Treco was ordained a priest in the ordinariate in 2014, and I was expressing full-fledged reservations about him here as early as August 2015. He had been angling for ordination as a Roman Catholic priest for over a decade before that, despite the fact that he was married. On the establishment of the US ordinariate in 2012, which provided for the ordination of married former Anglican priests, this was a new potential route for him, but another difficulty was that he was a citizen of the Bahamas, and he'd been ordained there in a fringe Anglican denomination, when the ordinariate was intended for former US and Canadian Anglicans.

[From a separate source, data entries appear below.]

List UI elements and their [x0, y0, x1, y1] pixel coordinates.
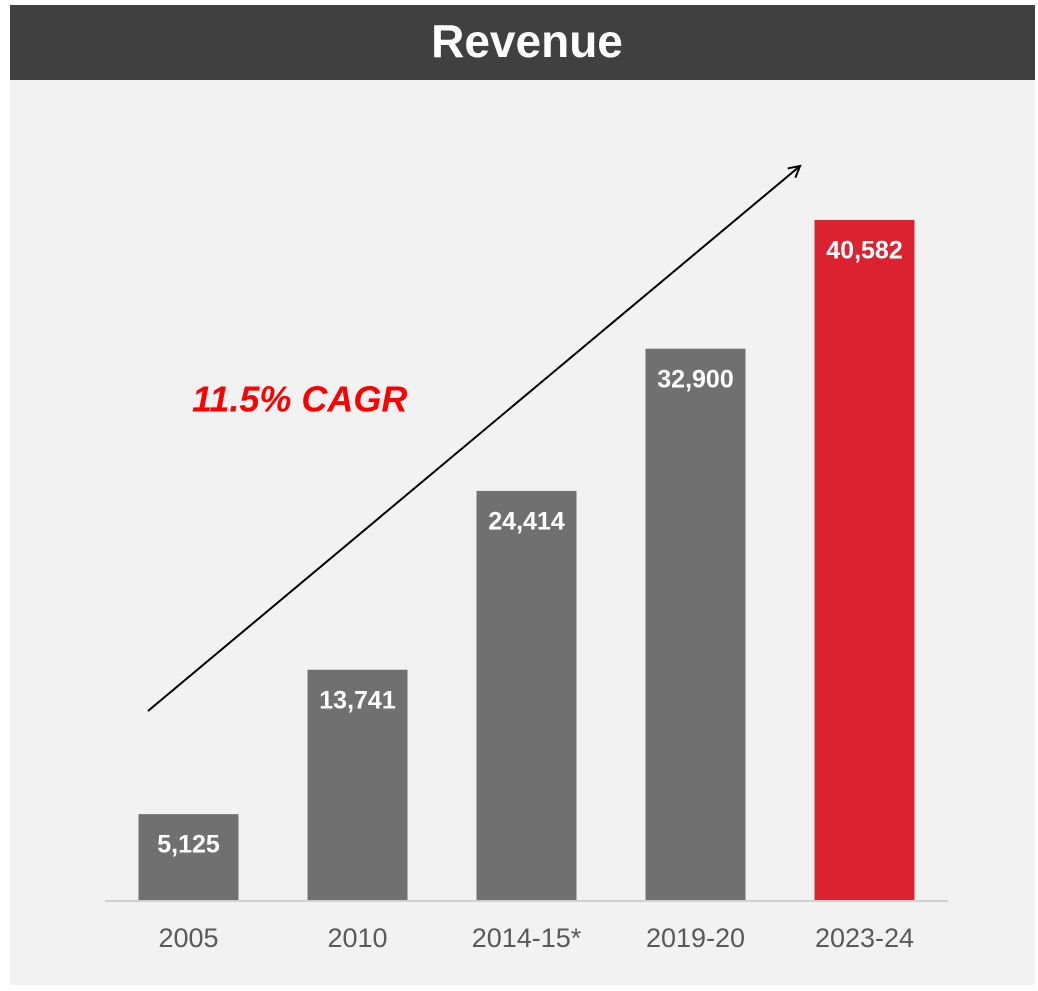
x-tick-label: 2014-15* — [472, 923, 582, 953]
x-tick-label: 2019-20 — [646, 923, 745, 953]
data-label: 24,414 — [488, 508, 565, 536]
data-label: 5,125 — [157, 831, 220, 859]
x-tick-label: 2023-24 — [815, 923, 914, 953]
bar — [138, 814, 239, 900]
x-tick-label: 2005 — [158, 923, 218, 953]
data-label: 40,582 — [826, 237, 902, 265]
data-label: 32,900 — [657, 365, 733, 393]
bar — [645, 348, 746, 901]
bar — [476, 490, 577, 900]
bar — [814, 220, 915, 900]
trend-arrow — [147, 166, 800, 712]
bar — [307, 669, 408, 900]
annotation: 11.5% CAGR — [192, 379, 407, 420]
x-tick-label: 2010 — [327, 923, 387, 953]
title-bar — [10, 5, 1035, 80]
data-label: 13,741 — [319, 686, 396, 714]
chart-title: Revenue — [431, 15, 623, 67]
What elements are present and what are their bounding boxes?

The best I could conclude as of the 2015 post, based on input from knowledgeable parties, was that there was some back-channel deal between the Archdiocese of Nassau in the Bahamas and the Archdiocese of St Paul-Minneapolis to ordain Treco via the ordinariate, when every indication was that Treco was never a serious candidate for the Roman Catholic priesthood, in particular because he was married. However this was arranged, it wasn't a problem for the Archdiocese of St Paul-Minneapolis, because Treco would be under the ordinariate.

In addition to his minimal duties with the tiny Minnesota ordinariate group, he was also a hospital chaplain in the archdiocese there, which is where his problems began -- apparently his preference for celebrating daily mass at the chapel ad orientem rubbed the hospital sisters the wrong way, and for all I know, he might have been preaching heresies in his homilies there as well. Eventually pressure appears to have built from the archdiocese -- which had facilitated Treco's ordination in the first place -- for Bp Lopes to remove him. I never thought Treco was ever anything but an utter misfit who never should remotely have been considered for the priesthood, and his career was brief as a result. As far as I'm aware, he was undergoing laicization as of the time of his removal.

That Treco should be a signatory in this latest fringe squabble and feel entitled to style himself "Fr" says a great deal about the Priests for the Coalition. These little tempests in teapots also say way too much about the current Catholic fringe.